Дмитрий Быков: Они бы не хотели, но уже ничего не сделаешь, уже смоляное чучелко. Поэтому эта ситуация неразрешима, на мой взгляд, без каких-то решительных шагов общественного мнения, то есть без коллективного явного требования Навального лечить, прекратить эти пыточные пробуждения, в идеале отпустить, как требует ЕСПЧ, и так далее. Мне кажется, репрессивные ожидания необоснованны, они в значительной степени удовлетворены. Самое ужасное, это очень горько говорить, но вся эта лоялистско-расстрельная публика, она не смогла ничего предложить.

Михаил Соколов: Крым предложили, войну предложили. Противостояние Западу на всех фронтах из Африки до Северного полюса.

Дмитрий Быков: Это не очень подействовало, мне кажется, на умы. Россия не такая убежденная, не такая идейная страна. Говорить, что здесь монолитная нация, один вождь, один кулак, одна Россия, мы не можем этого сказать.

Михаил Соколов: Мы начали с того, что было сказано, что есть огромный слой не действующих людей. Может, смысл именно в этом – заморозить огромное количество людей, лишить их инициативы, сделать зрителями этого шоу имени Соловьева бесконечного? Они могут сомневаться внутри, что это правда, но они парализованы.

Дмитрий Быков: Ужас в том, что это не получается никогда. Может быть, в этом спасение. Существует огромная воздушная подушка между народом и властью.

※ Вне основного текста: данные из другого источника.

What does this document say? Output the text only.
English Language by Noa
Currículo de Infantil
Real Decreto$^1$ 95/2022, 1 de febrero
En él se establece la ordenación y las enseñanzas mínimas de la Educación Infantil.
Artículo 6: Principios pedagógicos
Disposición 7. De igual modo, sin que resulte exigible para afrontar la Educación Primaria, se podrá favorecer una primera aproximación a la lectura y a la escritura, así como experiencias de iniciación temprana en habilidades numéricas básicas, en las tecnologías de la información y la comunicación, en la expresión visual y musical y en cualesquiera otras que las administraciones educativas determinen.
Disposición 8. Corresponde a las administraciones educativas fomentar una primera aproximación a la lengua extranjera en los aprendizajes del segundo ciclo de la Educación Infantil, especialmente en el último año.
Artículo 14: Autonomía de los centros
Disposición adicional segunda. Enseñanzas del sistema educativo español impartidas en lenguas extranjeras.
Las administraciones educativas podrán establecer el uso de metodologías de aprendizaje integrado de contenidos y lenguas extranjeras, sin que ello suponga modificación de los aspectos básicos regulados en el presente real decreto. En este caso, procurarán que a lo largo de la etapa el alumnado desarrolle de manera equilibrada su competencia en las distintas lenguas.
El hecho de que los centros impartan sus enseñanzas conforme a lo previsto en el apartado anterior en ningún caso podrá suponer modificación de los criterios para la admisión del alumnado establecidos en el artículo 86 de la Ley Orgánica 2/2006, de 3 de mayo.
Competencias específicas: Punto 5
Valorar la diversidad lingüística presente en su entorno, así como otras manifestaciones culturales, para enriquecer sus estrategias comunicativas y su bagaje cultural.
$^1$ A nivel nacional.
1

В 1930-е годы, казалось бы, мобилизационная стратегия самая жестокая, и такого количества анекдотов и частушек ни при одном авторитаризме не было. Россия, в отличие от Европы, в отличие от Латинской Америки, никогда не была тотально диктаторской, тотально сталинистской.

Михаил Соколов: Значит, она сопротивлялась, а люди за эту частушку шли в лагерь. Откуда мы знаем про эту частушку? Мы знаем из уголовного дела чаще всего.

Дмитрий Быков: Не только, фольклор бытовал. Откуда мы знали в 1980-е годы такое количество анекдотов? Было время очень инертного, тихого, но сопротивления. Отсюда, кстати говоря, внутренняя неготовность идейно поддерживать власть. В России никогда не было почетным поддерживать власть. Это только сейчас в последнее время немножко подгнила система ценностей, но и то к лоялистам относятся без симпатии. Никогда не пользовался авторитетом в подъезде общественник. Это может быть хорошо, может быть и плохо, но это так.

Михаил Соколов: Плохо то, что отличников не любили.

Дмитрий Быков: Но это изнанка общего недоверия, потому что отличник расценивался как коллаборационист, это отношение к власти как к захватчику. Россия всегда себя вела в этом отношении очень упорно.

Михаил Соколов: Россия – оккупированная страна. Оккупированная кем?

Дмитрий Быков: Она оккупирована начальством. Она оккупирована властью просто потому, что власть себя ведет таким образом. Она ведет себя, вычерпывая недра, уничтожая активнейших, поощряя худших. Такая система отрицательной селекции. Гнобить талантливых, кроме сферы оборонки, где можно сделать блестящую карьеру. Это поведение захватчиков, которым не жалко ресурса. Но внутри России соответствующе отношение к любому начальству. Любой директор – это как в «Масяне»: «А пошел ты, директор». Так будет всегда.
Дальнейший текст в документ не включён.